25 January 2017
Source: Thomas Pocklington Trust
The cost of everyday living for a severely sight impaired person of pension age is a hefty 73% more than for a pensioner who is not visually impaired, a new study finds.
Published by the Centre for Research in Social Policy at Loughborough University and national sight loss charity Thomas Pocklington Trust, the report Sight Loss and Minimum Income Standards is based on detailed group discussions among people with sight loss to identify the additional budget needed, with the exclusion of housing costs, in order for a severely sight impaired person of pension age living alone to reach a minimum acceptable standard of living.
This phase of research can be combined with previous studies which also utilised this Minimum Income Standard (MIS) approach to provide a picture of how the additional needs and costs of a single visually impaired person vary depending on their age and severity of sight loss. Total additional costs per week (excluding housing costs) for a single person, compared to someone who is fully sighted, are as follows:
|Sight impaired||Severely sight impaired|
Key findings of the study include:
- Both severity of sight loss and ageing bring extra costs, which increase further when these factors combine
- Additional costs tend to be greatest where they involve regular human help, such as cleaning support or taxi journeys – so those who feel the most vulnerable can face particularly high costs
- Someone of pension age could face high extra costs even with less severe sight loss, due to the joint impact of deteriorating sight and lower mobility
The additional costs that mount up with severity of sight loss and age stem from many aspects of daily living, including the need for support in the home, such as help with cleaning and dealing with paperwork. Most of the remaining cost comes from transport and travel, social and leisure activities, with smaller costs arising from technology, food, personal care and services, clothing, fittings and furnishings, household goods and bills. It is easy to see how budgets can quickly expand. As one severely sight impaired person of pension age explains,
‘There isn’t a shop near me, so before I start I have to pay £10 for the taxi… So it’s £10 in a taxi before I even buy anything.’

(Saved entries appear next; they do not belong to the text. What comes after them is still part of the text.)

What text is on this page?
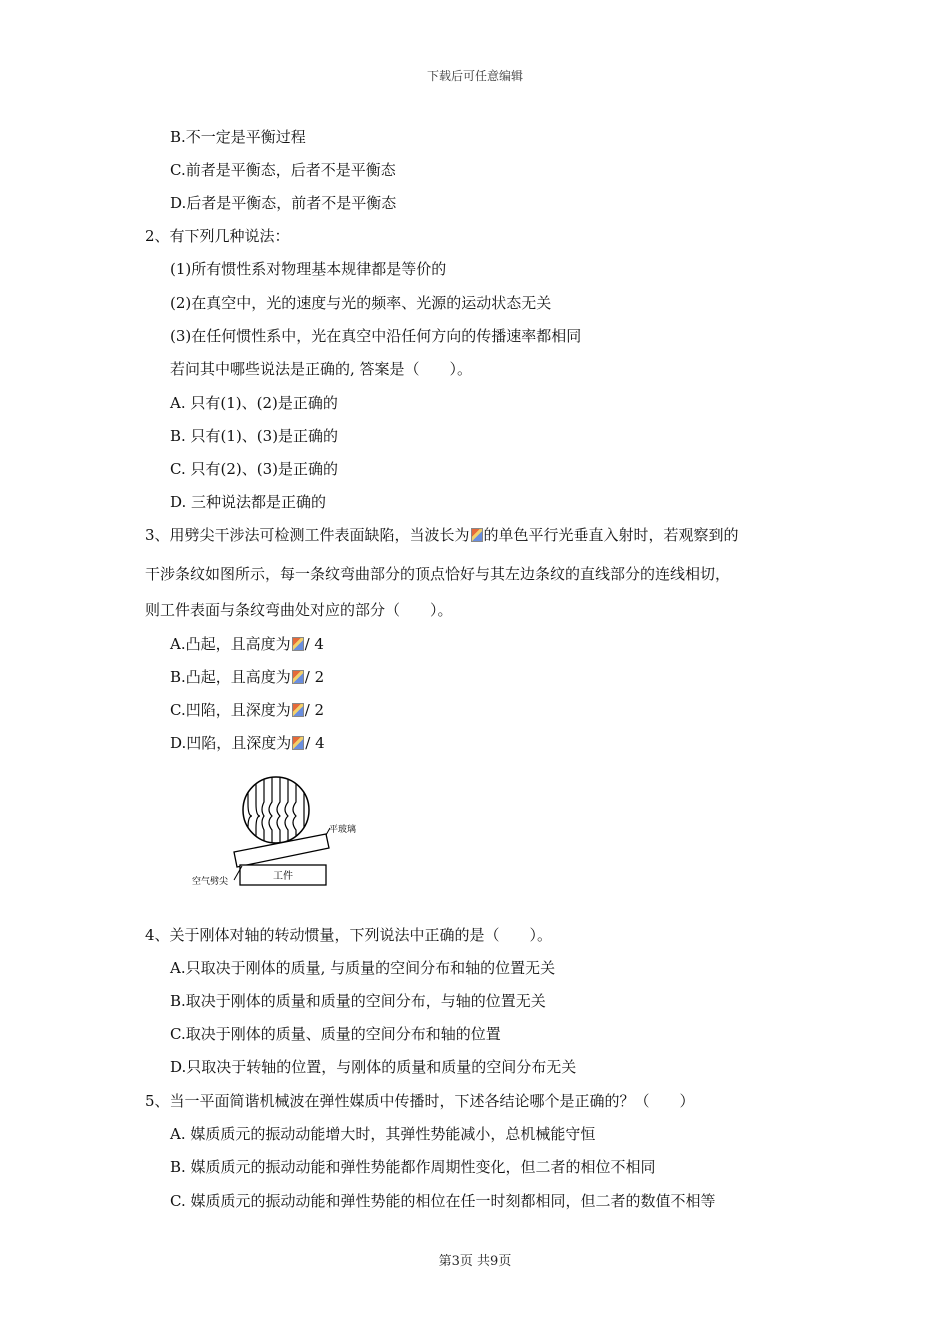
下载后可任意编辑
B.不一定是平衡过程
C.前者是平衡态，后者不是平衡态
D.后者是平衡态，前者不是平衡态
2、有下列几种说法：
(1)所有惯性系对物理基本规律都是等价的
(2)在真空中，光的速度与光的频率、光源的运动状态无关
(3)在任何惯性系中，光在真空中沿任何方向的传播速率都相同
若问其中哪些说法是正确的, 答案是（　　）。
A. 只有(1)、(2)是正确的
B. 只有(1)、(3)是正确的
C. 只有(2)、(3)是正确的
D. 三种说法都是正确的
3、用劈尖干涉法可检测工件表面缺陷，当波长为 的单色平行光垂直入射时，若观察到的
干涉条纹如图所示，每一条纹弯曲部分的顶点恰好与其左边条纹的直线部分的连线相切，
则工件表面与条纹弯曲处对应的部分（　　）。
A.凸起，且高度为 / 4
B.凸起，且高度为 / 2
C.凹陷，且深度为 / 2
D.凹陷，且深度为 / 4
平玻璃
空气劈尖	工件
4、关于刚体对轴的转动惯量，下列说法中正确的是（　　）。
A.只取决于刚体的质量, 与质量的空间分布和轴的位置无关
B.取决于刚体的质量和质量的空间分布，与轴的位置无关
C.取决于刚体的质量、质量的空间分布和轴的位置
D.只取决于转轴的位置，与刚体的质量和质量的空间分布无关
5、当一平面简谐机械波在弹性媒质中传播时，下述各结论哪个是正确的？（　　）
A. 媒质质元的振动动能增大时，其弹性势能减小，总机械能守恒
B. 媒质质元的振动动能和弹性势能都作周期性变化，但二者的相位不相同
C. 媒质质元的振动动能和弹性势能的相位在任一时刻都相同，但二者的数值不相等
第3页 共9页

A key feature of the MIS approach is that its focus is not solely on meeting basic material needs, but also on allowing people the opportunity to participate in society. Living costs that may not immediately spring to mind can make a huge difference to the lives of visually impaired people, though they may put a strain on budgets. This could include something as simple as being able to buy lunch for a friend who accompanies you on a trip out or on holiday – in other words, the ability to reciprocate. In the words of one severely sight impaired pensioner,
‘If you are going on holiday and you are severely sight impaired, you have to take somebody with you to be your guide. You can’t walk around in strange places.’
No matter their stage in life or level of sight, all groups interviewed stressed the dangers of isolation for people who are visually impaired, highlighting the vital importance of engaging in social activities, particularly for those who live alone. These costs of getting out and about and maintaining a social life are essential to the wellbeing of someone who is visually impaired.
‘The benefits system cannot accurately assess additional costs such as how much a person needs to treat a friend who has helped them,’ says Katherine Hill, a Senior Researcher who has worked on each phase of the study. ‘But these costs are at the heart of what enables visually impaired people to participate in society and need to be taken into account.’
To place these findings in context, a new phase of research starting this month will seek to provide evidence around the sources of income of visually impaired people and how these compare to MIS budgets, as well as discovering how those with limited incomes adapt and cope in their daily lives.
Pamela Lacy, Research Manager at Thomas Pocklington Trust says, ‘This research is vital because it reveals the costs involved in order for visually impaired people to participate in society – not only to survive, but to thrive. It is crucial that decisions about what is needed are not dictated by those with no experience of sight loss – they must be based on what people with sight loss themselves believe to be important.’